HOCALAR VE KURUM MÜHENDİSLERİ BİR ORTADA OLACAK
Özvar akademinin çalışma prensibiyle ilgili şöyle konuştu:
“Protokol kapsamında EÜAŞ’ın işaret edeceği araştırma alanlarında üniversite hocalarını kurumun mühendisleri ve uzmanlarıyla bir ortaya getireceğiz.
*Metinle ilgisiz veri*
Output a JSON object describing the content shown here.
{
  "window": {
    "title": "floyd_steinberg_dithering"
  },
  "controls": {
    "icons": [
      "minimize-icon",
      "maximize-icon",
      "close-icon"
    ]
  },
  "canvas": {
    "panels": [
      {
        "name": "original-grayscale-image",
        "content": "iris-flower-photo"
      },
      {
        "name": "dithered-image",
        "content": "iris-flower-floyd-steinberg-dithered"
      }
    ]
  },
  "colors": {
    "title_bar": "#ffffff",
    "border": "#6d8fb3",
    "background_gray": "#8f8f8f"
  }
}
Böylelikle muhakkak alanlarda ulusal teknolojileri geliştirmek amaçlanıyor. Ayrıyeten EÜAŞ’ta güç alanında çalışan işçinin eğitim öğretim imkanları genişletebilmek ismine üniversitelerimiz ile birlikte bir muahede ortaya koymuş oluyoruz. Yüksek lisans yahut ileride tahminen doktora programlarına kurumdan dileyen isteyen bütün arkadaşlarımız müracaatta bulunabilecekler. Müracaat şartları başka adaylar için ne ise EÜAŞ’ta çalışan arkadaşlarımız için de birebirdir. Burada özel hususi bir uygulama kelam konusu değildir lakin oradan başvurmak isteyen öğrenciler için ekstra ilave kontenjan kullanılabilecektir. Yoksa bütün şartlar, öteki başvuranlarla birebirdir.
SÜREKLİ UYGULAMA İÇERSİNDE OLMALILAR
YÖK Lideri olarak kamu kurumları ortasında bilhassa bölüme yönelik uygulamanın daha yüklü olduğu iş birliklerinin ortaya çıkmasını istiyorum. En çok üzerinde durduğum mevzu, üniversite hocalarının daima uygulamanın içerisinde olması. Bunu gerçekleştirdiğimiz ölçüde Türkiye’de ulusal teknoloji atılımında daha fazla öne çıkabileceğimizi daha fazla ara kat edebileceğimizi düşünüyoruz.”